Israel moves aside Turkey to second place
Azerbaijan, Baku, May 19 / Trend , U. Sadigova/
Call by Israeli president to begin direct talks with Syria in an attempt to show the international community an interest in regional negotiations, but analysts do not rule out that Israel wants to replace Turkey's mediation with that of the United States.
"I don't think that Turkey can help in this stage, the mean key is in Washington," analyst on the Israeli-Syrian conflict Rami Ginat told Trend by telephone from London. "Any peace agreement in the region is realized by the U.S."
On May 18, Israeli President Shimon Peres called on Syria to begin direct talks at the World Economic Forum in Jordan, Al Jazeera website reported.
The statements by Perez came as a response to criticism of the Israeli government, which does not pay sufficient attention to the peace process with Damascus.
Indirect Syrian-Israeli talks resumed in May last year being brokered by Turkey which maintains good ties with both countries. However, the dialogue failed after the Israeli military operation in Gaza in December and January.
Damascus demands that Israel to return the Golan Heights occupied in the war of 1967, but the Foreign Minister of Israel Avigdor Lieberman, who opposes the Arab-Israeli peace process, said that Israel will not return the Syrian territory as it will be a blow to Israel's security.
Syria supports the military and political ties with the leaders of the Palestinian resistance movement Hamas and the Lebanese party Hezbollah, strategic partner of Iran.
In a situation where both sides refuse to accept the terms of each other, observers doubt the reality of the peace process between Syria and Israel.
Negotiations have stopped, not having even started, because Israel has officially refused to return the Golan Heights, the head of the Jordanian Center for Middle Eastern Studies Mahmud Jawad al-Hamad told Trend
"Israel is not serious in the negotiations with Syria given that he will not leave the Golan," Al-Hamad said over telephone from Amman.
However, the termination of negotiations with Syria threatens Israel with the deterioration of relations with the European Union and the United States, which insisted on the continuation of the Middle East peace process, observers say.
Israel tries to demonstrate the EU and Syrians that it is serious about the peace talks so it has almost challenged Syrians to have direct talks, an analyst on Syrian policy Neil Quilliam said to Trend
"If Syria would agree to have direct talks it actually will mean that Israel will be in advantageous position," senior analyst on Middle East security and Policy at British Center of Control Risks told Trend over telephone from London.
Israel sees no need for Turkey's mediation in negotiations with Syria, because Turkey has been able only to make parties to sit at the table of talks, but Israel understands that the real pressure may be made only by the United States.

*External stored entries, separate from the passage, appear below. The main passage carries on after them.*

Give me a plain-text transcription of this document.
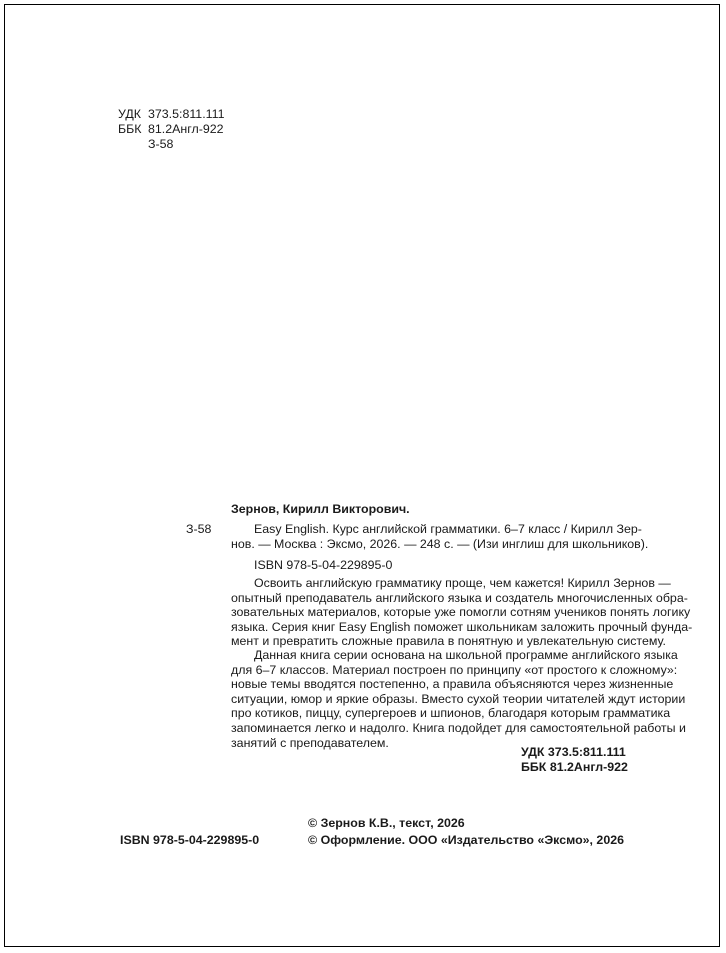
УДК 373.5:811.111
ББК 81.2Англ-922
З-58
Зернов, Кирилл Викторович.
З-58	Easy English. Курс английской грамматики. 6–7 класс / Кирилл Зер-
нов. — Москва : Эксмо, 2026. — 248 с. — (Изи инглиш для школьников).
ISBN 978-5-04-229895-0
Освоить английскую грамматику проще, чем кажется! Кирилл Зернов —
опытный преподаватель английского языка и создатель многочисленных обра-
зовательных материалов, которые уже помогли сотням учеников понять логику
языка. Серия книг Easy English поможет школьникам заложить прочный фунда-
мент и превратить сложные правила в понятную и увлекательную систему.
Данная книга серии основана на школьной программе английского языка
для 6–7 классов. Материал построен по принципу «от простого к сложному»:
новые темы вводятся постепенно, а правила объясняются через жизненные
ситуации, юмор и яркие образы. Вместо сухой теории читателей ждут истории
про котиков, пиццу, супергероев и шпионов, благодаря которым грамматика
запоминается легко и надолго. Книга подойдет для самостоятельной работы и
занятий с преподавателем.
УДК 373.5:811.111
ББК 81.2Англ-922
© Зернов К.В., текст, 2026
ISBN 978-5-04-229895-0	© Оформление. ООО «Издательство «Эксмо», 2026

Joshua Landis, senior American expert on Syrian studies, says that Turkey has nothing to offer to solve the Israel-Syria conflict, because Damascus has already stated his main demand - to return the Golan.
"It does not matter whether Turkey is there [negotiations] or not, Syria and Israel has already talked what they want and can, without making a deal," director of the center for Middle East studies at University of Oklahoma Landis told Trend over telephone.

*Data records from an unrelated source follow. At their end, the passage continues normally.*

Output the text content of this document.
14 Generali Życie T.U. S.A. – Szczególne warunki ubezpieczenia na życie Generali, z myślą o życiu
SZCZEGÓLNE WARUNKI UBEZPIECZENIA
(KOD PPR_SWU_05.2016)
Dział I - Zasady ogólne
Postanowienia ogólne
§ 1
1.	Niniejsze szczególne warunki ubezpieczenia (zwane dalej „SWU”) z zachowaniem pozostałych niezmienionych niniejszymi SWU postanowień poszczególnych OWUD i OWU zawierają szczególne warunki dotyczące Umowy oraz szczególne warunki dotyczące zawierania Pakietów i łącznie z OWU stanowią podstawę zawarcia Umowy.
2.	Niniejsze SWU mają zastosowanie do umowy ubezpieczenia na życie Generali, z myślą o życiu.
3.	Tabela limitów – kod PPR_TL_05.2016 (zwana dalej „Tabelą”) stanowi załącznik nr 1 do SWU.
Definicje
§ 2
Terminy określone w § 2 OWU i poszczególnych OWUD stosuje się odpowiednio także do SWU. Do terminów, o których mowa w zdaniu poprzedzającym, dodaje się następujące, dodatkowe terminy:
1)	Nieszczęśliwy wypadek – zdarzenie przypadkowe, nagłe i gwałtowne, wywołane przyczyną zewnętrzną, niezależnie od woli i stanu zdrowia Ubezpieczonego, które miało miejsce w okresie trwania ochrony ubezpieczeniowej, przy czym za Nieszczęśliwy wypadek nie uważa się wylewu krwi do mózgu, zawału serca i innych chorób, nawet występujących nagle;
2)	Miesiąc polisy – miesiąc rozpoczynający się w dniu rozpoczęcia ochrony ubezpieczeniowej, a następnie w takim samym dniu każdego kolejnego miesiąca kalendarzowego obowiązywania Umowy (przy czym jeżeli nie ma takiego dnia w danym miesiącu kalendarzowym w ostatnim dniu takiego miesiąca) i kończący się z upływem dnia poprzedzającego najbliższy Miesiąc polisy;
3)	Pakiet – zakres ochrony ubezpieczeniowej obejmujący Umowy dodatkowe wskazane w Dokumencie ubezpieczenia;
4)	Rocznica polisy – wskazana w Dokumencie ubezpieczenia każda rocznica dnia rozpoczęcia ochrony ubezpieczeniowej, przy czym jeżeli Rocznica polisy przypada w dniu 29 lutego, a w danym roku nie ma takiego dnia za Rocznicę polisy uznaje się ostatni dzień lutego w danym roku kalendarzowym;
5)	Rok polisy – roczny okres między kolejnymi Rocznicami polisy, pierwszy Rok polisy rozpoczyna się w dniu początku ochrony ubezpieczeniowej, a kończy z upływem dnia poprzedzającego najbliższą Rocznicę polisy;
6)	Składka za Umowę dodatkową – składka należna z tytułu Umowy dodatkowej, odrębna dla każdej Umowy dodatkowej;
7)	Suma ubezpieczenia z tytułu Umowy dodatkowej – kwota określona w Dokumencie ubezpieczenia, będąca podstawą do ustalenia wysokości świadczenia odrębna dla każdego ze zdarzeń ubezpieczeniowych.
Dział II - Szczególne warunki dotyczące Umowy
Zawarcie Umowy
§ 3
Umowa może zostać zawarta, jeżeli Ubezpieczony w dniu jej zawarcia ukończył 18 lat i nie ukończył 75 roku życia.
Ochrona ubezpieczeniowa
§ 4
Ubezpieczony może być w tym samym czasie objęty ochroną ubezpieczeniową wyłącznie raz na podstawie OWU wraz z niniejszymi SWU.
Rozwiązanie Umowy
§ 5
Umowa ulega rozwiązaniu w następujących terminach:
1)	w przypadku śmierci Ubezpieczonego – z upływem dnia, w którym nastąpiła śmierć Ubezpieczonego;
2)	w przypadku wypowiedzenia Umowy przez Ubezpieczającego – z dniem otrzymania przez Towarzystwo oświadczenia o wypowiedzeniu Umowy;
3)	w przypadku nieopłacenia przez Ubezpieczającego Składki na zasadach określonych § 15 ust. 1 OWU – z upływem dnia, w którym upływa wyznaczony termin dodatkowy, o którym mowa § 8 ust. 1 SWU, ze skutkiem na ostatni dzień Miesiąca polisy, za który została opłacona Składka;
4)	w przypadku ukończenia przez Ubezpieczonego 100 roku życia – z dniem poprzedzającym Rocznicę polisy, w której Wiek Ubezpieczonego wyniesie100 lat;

It is not ruled out that Israel wants to exclude Turkey from the negotiations because of the cooling of relations with Ankara after the military conflict in the Gaza Strip, an expert at Israeli Begin-Sadat Center for Strategic Studies Ginat said.
Turkish Prime Minister Recep Tayyib Erdogan, speaking at the World Economic Forum in Davos, criticized Israeli military operations in Gaza conducted against members of Hamas in December and January, which claimed the lives of more than 1,300 Palestinians.
Erdogan, calling the Israeli government "killers of children", urged to involve Palestinian movement Hamas to the peace process in the Middle East as an integral part of a future Palestinian state.
"So if in the past turkey was observed as available mediator, in this stage Israel is looking at turkey in a very special way," he said. "The level of trust has been damaged recently and I don't think it is going to change in the future."
Turkey and Israel are strategic allies in the region and jointly implement a series of major military projects. In 2005, they signed an agreement which enabled Turkey to acquire unmanned aerial vehicles worth $185 million to provide security at the Turkish borders.
But at this stage, the main levers of pressure are held by Washington, not Turkey, which is unable to play a major role in the negotiations between Syria and Israel, Ginat said.
Landis also did not rule out that Washington could use great diplomatic influence on Israel and the Economic Partnership as leverage to pressure Israel in negotiations with Syria, with which the U.S. has also been in warm relations.
In 2005, the United States withdrew its ambassador from Syria after Damascus was charged with the assassination of former Lebanese Prime Minister Rafik Hariri, who spoke against Syrian influence in the country.
Washington also imposed a series of economic sanctions against Syria because of Damascus' support for the Iranian government calling to "wipe Israel off the face of the earth."
United States included Syria in a list of countries supporting international terrorism and accuses al-Assad regime of the transfer of weapons to the Lebanese political movement Hezbollah who pursues pro-Iran policy.
However, several delegations of American senators have visited Damascus since February in a bid to restore confidence in the relations between the two countries.